Member Since: Apr 2016
Location: Pennsylvania
Posts: 2,749
I have a question. Is it considered normal to be able to see the flaws in something or, in some cases, someone who is extremely shady, when someone else who is overly optimistic about everything just can't see it. I feel like it comes off as negative or arrogant.

In other words, I feel like it sounds like I wish more people were negative. That is not the case. I don't wish people to be depressed or negative all the time and constantly finding the flaws in every single thing they see or everyone they meet. Everyone and everything has some flaws, and sometimes we just have to deal with it. I know how to deal with it.

What I am talking about is if something is going to go terribly wrong, like for example, a project that is deemed to fail and has to be changed, or in cases, someone being shady or using others, I feel obligated to let it be known to someone who is obviously not seeing it or refuses to see it in order to cause further problems.

For example, someone who had the tendency to use others to her benefit and controlling once invited herself, unannounced, to spend the night in someone's dorm room. This was after she graduated college. She showed up and the very optimistic person did not want her around so she tried to be very optimistic and allow me to let her sleep in my dorm room.

The college I went to was a Catholic school, so they were extremely strict on that stuff. If you allow someone, especially a visitor of the opposite sex, to sleep in the same dorm room as you, you could face serious fines and possible expulsion from the residence halls. I was not about to risk that, especially since I could not commute an hour every day.

I pointed out all the reasons that is not a good idea, not to mention that I did not want someone who had used me in the past to be around me anymore. I was very honest about my opinion and denied her access to my room. I would not allow it and told her she should either find somewhere else to go or go back home. Of course when that got around to the unannounced visitor, the visitor got super pissed and upset.

Once she left campus, the very optimistic girl got very pissed at me, saying I had no right to do that and that I need to stop being so negative. I may have been, but I just didn't feel comfortable. Same for other things, if I see something that is going to happen and impact me or others in a bad way, I will say something. I am the same way when people try to get me to hang out with anyone else who I know for a fact has used me and don't wish to be around.
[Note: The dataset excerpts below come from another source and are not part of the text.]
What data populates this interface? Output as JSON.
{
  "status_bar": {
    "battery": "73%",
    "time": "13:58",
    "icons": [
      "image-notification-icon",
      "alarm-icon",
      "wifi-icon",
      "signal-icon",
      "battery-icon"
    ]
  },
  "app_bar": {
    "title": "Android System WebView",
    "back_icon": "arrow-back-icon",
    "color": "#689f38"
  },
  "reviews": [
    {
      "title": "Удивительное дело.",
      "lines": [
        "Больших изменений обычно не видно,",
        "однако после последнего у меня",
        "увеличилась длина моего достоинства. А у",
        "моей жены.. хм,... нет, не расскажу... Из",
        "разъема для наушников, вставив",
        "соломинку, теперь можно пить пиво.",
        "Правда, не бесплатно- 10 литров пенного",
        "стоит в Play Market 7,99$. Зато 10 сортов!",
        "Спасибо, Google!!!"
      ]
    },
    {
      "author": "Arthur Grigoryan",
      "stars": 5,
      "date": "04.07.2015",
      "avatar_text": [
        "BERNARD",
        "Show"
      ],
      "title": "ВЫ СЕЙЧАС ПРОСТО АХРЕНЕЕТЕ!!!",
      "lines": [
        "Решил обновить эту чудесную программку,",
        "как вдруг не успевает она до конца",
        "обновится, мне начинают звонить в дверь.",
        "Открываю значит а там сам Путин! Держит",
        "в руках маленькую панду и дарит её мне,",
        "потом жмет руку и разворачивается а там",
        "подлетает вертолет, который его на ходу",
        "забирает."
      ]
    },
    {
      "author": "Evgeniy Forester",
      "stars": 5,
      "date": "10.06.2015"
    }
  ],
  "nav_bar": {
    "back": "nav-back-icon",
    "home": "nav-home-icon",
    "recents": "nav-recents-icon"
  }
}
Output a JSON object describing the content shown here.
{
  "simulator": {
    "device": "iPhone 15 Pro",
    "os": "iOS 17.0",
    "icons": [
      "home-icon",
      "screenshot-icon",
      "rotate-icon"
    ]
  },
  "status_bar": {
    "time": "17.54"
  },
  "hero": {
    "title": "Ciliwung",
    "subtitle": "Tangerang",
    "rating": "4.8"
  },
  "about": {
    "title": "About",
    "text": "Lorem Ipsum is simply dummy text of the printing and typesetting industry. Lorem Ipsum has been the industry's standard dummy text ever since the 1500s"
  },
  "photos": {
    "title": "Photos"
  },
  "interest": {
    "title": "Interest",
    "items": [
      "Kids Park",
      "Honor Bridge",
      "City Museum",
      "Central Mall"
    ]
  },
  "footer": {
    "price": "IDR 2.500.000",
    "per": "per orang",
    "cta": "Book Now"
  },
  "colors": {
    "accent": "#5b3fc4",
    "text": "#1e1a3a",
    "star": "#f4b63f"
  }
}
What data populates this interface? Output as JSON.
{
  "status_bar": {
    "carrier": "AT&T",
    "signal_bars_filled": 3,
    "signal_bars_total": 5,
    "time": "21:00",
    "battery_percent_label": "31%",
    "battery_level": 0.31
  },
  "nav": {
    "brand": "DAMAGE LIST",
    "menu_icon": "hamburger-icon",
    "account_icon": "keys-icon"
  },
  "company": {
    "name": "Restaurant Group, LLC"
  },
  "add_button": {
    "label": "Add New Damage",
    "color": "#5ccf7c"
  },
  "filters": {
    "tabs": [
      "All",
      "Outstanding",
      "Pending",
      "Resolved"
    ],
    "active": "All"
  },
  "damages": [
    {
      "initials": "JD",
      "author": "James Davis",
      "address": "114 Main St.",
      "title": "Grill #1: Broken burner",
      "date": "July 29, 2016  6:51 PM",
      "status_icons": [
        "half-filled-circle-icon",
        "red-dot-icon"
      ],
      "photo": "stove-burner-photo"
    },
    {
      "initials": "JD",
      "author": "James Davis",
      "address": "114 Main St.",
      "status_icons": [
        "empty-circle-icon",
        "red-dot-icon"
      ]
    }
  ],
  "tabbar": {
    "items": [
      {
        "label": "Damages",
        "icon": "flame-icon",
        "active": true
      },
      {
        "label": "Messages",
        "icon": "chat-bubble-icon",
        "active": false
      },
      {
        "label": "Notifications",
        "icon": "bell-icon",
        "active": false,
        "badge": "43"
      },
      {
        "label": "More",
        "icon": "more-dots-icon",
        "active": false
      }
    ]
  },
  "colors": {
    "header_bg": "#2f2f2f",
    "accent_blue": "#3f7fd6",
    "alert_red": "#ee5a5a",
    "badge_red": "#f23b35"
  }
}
Maybe it makes me negative, but at the same time, sometimes I feel like some extremely optimistic people don't see the flaws in things that could obviously wrong and affect me or others in a negative way. Does that make me sound arrogant even though I feel like I am just trying to prevent bad things from happening? I don't do this all the time, only when it is absolutely necessary. Thankfully it is a rare occurrence, but when it does happen, I feel like people should know, especially those who seem to be so oblivious to what could happen.